Dyane Léger

Dyane Léger

Écrivaine, poète et artiste-peintre. Une grande dame de la littérature contemporaine acadienne.

Elle se décrit comme une fonceuse-jongleuse, heureuse d’avoir une vie de famille, et surtout, d’avoir le bonheur d’en profiter, tout en gardant la création artistique au cœur de son existence. L’écrivaine a grandi dans une famille du milieu rural de Notre-Dame-de-Kent où la subsistance au quotidien était primordiale. Alors que sa mère tenait un petit comptoir postal, son père a été bûcheron, puis charpentier. « Ma vie a été enrichie par la nature, la forêt, les animaux, la mer et tous les esprits qui habitent ces lieux. » Elle se dit très fière « d’avoir été capable d’écrire, d’avoir une vie de couple, d’avoir un enfant et des chiens qui vivaient sous notre toit. »

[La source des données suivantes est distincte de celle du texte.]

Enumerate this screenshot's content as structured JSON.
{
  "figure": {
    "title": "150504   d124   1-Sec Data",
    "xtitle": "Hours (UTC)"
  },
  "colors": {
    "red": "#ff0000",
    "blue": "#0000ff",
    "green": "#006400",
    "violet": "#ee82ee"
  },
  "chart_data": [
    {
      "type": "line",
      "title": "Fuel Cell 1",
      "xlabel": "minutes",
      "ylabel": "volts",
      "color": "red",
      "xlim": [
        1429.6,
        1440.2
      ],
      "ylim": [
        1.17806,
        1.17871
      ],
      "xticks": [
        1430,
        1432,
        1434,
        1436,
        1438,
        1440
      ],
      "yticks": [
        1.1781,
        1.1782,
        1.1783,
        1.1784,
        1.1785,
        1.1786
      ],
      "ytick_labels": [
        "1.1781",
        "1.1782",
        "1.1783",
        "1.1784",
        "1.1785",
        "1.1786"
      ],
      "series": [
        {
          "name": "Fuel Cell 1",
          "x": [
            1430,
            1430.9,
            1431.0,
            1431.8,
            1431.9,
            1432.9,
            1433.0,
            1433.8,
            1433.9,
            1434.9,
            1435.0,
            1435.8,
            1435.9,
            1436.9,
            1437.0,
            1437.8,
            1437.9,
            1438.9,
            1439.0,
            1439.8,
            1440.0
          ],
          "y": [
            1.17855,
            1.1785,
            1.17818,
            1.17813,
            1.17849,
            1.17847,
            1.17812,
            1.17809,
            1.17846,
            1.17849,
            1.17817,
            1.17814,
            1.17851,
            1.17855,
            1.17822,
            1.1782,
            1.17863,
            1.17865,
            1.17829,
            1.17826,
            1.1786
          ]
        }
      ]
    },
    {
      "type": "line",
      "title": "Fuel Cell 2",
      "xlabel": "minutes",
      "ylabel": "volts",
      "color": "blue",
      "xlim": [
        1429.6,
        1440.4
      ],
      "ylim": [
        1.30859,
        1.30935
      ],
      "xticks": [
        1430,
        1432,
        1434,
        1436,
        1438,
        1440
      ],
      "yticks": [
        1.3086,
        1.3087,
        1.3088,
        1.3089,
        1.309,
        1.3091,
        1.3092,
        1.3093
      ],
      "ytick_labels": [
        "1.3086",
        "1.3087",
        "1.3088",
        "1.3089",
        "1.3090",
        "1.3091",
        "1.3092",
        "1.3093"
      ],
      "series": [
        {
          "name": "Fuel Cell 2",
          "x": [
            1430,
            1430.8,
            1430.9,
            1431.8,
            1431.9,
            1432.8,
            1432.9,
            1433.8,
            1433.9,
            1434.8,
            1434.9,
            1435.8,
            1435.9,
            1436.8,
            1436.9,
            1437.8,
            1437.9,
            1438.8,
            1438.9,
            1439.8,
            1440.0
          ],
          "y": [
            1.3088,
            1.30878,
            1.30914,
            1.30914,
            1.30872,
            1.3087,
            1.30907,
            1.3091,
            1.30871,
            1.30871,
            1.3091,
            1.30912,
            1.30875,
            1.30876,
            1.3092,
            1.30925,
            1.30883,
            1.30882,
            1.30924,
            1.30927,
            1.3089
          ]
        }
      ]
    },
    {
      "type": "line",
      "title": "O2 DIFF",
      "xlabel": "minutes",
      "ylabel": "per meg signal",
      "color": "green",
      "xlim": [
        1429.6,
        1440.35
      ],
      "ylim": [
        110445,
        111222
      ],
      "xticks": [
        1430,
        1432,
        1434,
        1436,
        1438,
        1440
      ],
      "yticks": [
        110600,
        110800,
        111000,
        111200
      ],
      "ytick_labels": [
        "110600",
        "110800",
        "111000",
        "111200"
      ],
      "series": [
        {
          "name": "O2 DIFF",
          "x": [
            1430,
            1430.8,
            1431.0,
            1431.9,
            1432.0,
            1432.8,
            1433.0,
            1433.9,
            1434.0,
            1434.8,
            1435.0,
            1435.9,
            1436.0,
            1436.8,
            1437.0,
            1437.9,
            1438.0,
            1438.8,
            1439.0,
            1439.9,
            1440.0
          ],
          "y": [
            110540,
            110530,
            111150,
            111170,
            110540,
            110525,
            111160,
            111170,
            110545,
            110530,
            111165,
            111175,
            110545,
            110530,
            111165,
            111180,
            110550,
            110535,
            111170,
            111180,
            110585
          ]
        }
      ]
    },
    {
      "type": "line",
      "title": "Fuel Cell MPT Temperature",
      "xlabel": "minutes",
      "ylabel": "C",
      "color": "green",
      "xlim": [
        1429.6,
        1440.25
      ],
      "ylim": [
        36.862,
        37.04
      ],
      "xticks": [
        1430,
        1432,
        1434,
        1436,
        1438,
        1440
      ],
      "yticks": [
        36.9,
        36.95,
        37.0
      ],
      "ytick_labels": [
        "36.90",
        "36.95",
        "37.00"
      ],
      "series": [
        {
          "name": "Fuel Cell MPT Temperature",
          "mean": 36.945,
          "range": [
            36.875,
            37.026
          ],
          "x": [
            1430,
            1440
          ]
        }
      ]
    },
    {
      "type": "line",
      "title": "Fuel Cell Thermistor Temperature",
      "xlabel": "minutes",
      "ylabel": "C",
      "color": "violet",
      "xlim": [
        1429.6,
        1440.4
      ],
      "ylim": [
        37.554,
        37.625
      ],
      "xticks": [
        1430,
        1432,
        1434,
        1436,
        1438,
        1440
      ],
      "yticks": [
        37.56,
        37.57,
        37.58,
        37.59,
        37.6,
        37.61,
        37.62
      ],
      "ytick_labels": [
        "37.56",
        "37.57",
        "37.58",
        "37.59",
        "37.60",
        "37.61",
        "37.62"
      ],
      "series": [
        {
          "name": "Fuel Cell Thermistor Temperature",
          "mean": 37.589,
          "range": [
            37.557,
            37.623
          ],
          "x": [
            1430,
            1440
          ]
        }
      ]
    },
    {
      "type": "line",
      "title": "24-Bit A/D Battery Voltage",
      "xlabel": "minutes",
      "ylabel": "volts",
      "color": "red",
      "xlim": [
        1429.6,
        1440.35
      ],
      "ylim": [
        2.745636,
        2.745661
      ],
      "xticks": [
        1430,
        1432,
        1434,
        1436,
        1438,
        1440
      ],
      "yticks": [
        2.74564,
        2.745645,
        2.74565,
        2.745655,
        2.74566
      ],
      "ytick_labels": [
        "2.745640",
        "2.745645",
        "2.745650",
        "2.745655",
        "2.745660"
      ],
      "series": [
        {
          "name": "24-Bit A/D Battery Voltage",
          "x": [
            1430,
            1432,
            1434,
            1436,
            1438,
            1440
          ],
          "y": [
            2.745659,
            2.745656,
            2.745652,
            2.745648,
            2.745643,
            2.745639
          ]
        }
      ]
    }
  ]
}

L’auteure prolifique possède une capacité d’observation aiguë, un talent notoire pour décrire la vie humaine, et bien sûr, cette habileté remarquée de témoigner des émotions et des états de l’âme humaine. La femme de lettres est l’auteure de neuf livres publiés par des maisons d’édition du Nouveau-Brunswick, du Québec et de l’Ontario, dont six recueils de poésie. Ces écrits ont aussi été publiés dans des articles de revues littéraires et des anthologies au Canada et à l’étranger. Elle a reçu pour l’ensemble de son œuvre prix et distinctions, dont le prix France-Acadie en 1981 pour son premier livre Graines de fées (Perce-Neige, 1980).

Le Regroupement des éditeurs franco-canadiens qualifie l’auteure de figure majeure de la littérature contemporaine acadienne. Celle qui a été poussée à l’excellence scolaire par sa mère n’a jamais envisagé les métiers traditionnels reliés à l’écriture ; elle voulait devenir écrivaine, rien d’autre. Les premiers écrits de l’adolescente portaient sur l’errance, la fuite, la vie des femmes, le rêve. Toutefois, les études universitaires ont porté sur d’autres considérations pratiques. Elle a acquis à l’Université de Moncton (1972-1975) des connaissances en photographie et en arts visuels. Par l’obtention d’une bourse du Conseil des arts du Canada en création littéraire, elle en a profité pour écrire et a exploré les thèmes du cinéma et de la sémiologie à l’Université de Paris — La Sorbonne nouvelle (1984-1985). Soucieuse d’assurer sa propre autonomie financière, elle a plongé dans les études de management à l’Université de Moncton (1980-1982). Subséquemment, elle a occupé différents postes à Radio-Canada, au gouvernement du Nouveau-Brunswick et à l’Office national du film.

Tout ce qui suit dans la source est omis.